Money can't buy loyalty, but it does give players the security to go out and perform with minds free of worry. Contrast the attitude to Malinga with how AC Milan, Europe's second-most successful football club, treated Fernando Redondo, the talented Argentine playmaker who moved there in 2000.

Redondo played just 16 times in four seasons after injuring his knee while on the treadmill. The club kept paying him £2.74 million a year until he asked for it to be suspended. They also refused to take back the house and car that they had given him.

With state sides and counties largely depending on national boards to stay financially solvent, it's cricket's national associations that have performed the role that football clubs do. It was Sri Lanka Cricket that discovered Malinga and invested both time and money to ensure he could be a factor at the highest level. It's the national academies that tend to do for cricket what La Masia has done for Barcelona football.

In that regard, you can understand why cricket boards are angered when a player chooses the IPL over representing his country. After all, where he is today is as much a result of their work as it is a consequence of his talent. But under the present dispensation, the national boards get decent compensation, with 10% of all IPL contracts signed going into their coffers. Just for signing no-objection certificates, Sri Lanka Cricket's account is richer by nearly half a million dollars.

Is that enough? Probably not. What cricket is going through right now is a churning similar to that which football underwent in the 1950s, when the likes of Alfredo di Stefano and Omar Sivori abandoned their South American roots to make a better living in Europe's cash-rich leagues. That talent drain continues to this day. Europe's top clubs have the money and they provide a stage, the European Champions League, that's second only to the World Cup in terms of prestige. Only someone lacking ambition would pass up a chance to play there.

With the IPL, things are not so clear cut. Football, regardless of whether it's for your national team or your club, is played over 90 minutes. It could even be argued that the best club sides, with their agglomeration of talent and the chance to practise and play together 10 months a year, are superior to any national team. That certainly isn't the case with Twenty20 cricket and the IPL.

Given how the vast majority of players want to be part of the IPL, creating a window for it within the framework of the Future Tours Programme is the only way forward. The league is India's baby, backed by the biggest sponsors in the game, and any national board that takes it on is doomed to failure. Far better instead to listen to what your players want, and bank that 10%.

Talk to the likes of Sangakkara and Daniel Vettori and they will tell you that this isn't about club or country. It's about players finally being able to take home money commensurate with their ability. When you can make as much from six weeks of IPL as you would from a few years of playing for the national side, why would you not throw your cap into the ring? And if your team owners look after you better than your board does, why would you not be loyal to them? Why should Gayle not, like you and me, honour those who honour him and disdain those who despise him, to quote the Bible?

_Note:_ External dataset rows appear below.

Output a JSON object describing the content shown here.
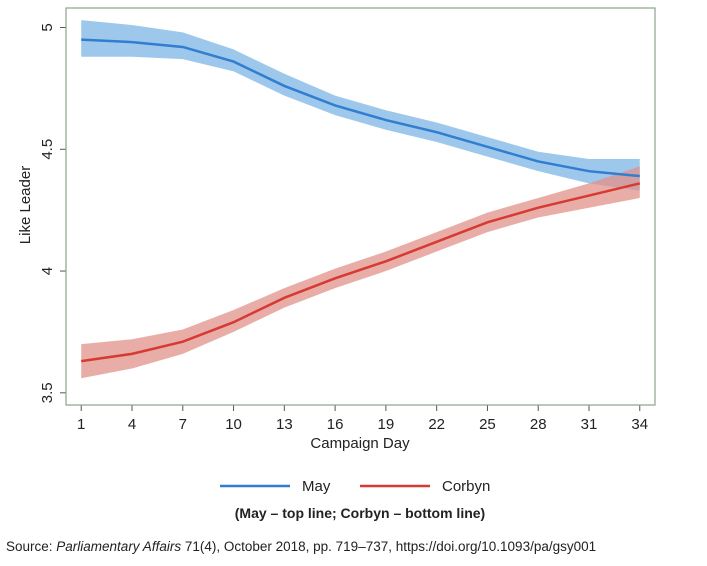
{
  "chart_data": {
    "type": "band-line",
    "x_label": "Campaign Day",
    "y_label": "Like Leader",
    "x": [
      1,
      4,
      7,
      10,
      13,
      16,
      19,
      22,
      25,
      28,
      31,
      34
    ],
    "series": [
      {
        "name": "May",
        "color": "#2f7ed0",
        "band_color": "#7db6e4",
        "values": [
          4.95,
          4.94,
          4.92,
          4.86,
          4.76,
          4.68,
          4.62,
          4.57,
          4.51,
          4.45,
          4.41,
          4.39
        ],
        "lower": [
          4.88,
          4.88,
          4.87,
          4.82,
          4.72,
          4.64,
          4.58,
          4.53,
          4.47,
          4.41,
          4.36,
          4.33
        ],
        "upper": [
          5.03,
          5.01,
          4.98,
          4.91,
          4.81,
          4.72,
          4.66,
          4.61,
          4.55,
          4.49,
          4.46,
          4.46
        ]
      },
      {
        "name": "Corbyn",
        "color": "#d63a33",
        "band_color": "#e29289",
        "values": [
          3.63,
          3.66,
          3.71,
          3.79,
          3.89,
          3.97,
          4.04,
          4.12,
          4.2,
          4.26,
          4.31,
          4.36
        ],
        "lower": [
          3.56,
          3.6,
          3.66,
          3.75,
          3.85,
          3.93,
          4.0,
          4.08,
          4.16,
          4.22,
          4.26,
          4.3
        ],
        "upper": [
          3.7,
          3.72,
          3.76,
          3.84,
          3.93,
          4.01,
          4.08,
          4.16,
          4.24,
          4.3,
          4.36,
          4.43
        ]
      }
    ],
    "xlim": [
      0.1,
      34.9
    ],
    "ylim": [
      3.45,
      5.08
    ],
    "xticks": [
      1,
      4,
      7,
      10,
      13,
      16,
      19,
      22,
      25,
      28,
      31,
      34
    ],
    "yticks": [
      3.5,
      4,
      4.5,
      5
    ],
    "caption": "(May – top line; Corbyn – bottom line)",
    "source": {
      "prefix": "Source: ",
      "journal": "Parliamentary Affairs",
      "rest": " 71(4), October 2018, pp. 719–737, https://doi.org/10.1093/pa/gsy001"
    }
  }
}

There will always be a group of people who insist that "muddied oafs and flannelled fools" are paid too much. But unlike many administrators, bankers or politicians who rob us blind, most sportsmen leave something tangible behind. Michael Jordan, who helped take athletes' salaries into the stratosphere, once said: "Obstacles don't have to stop you. If you run into a wall, don't turn around and give up. Figure out how to climb it, go through it, or work around it." Malinga, for one, has done that, and instead of grudging him the rewards, we should be happy for a man who'll probably need a walking stick to get around by the time he's 50.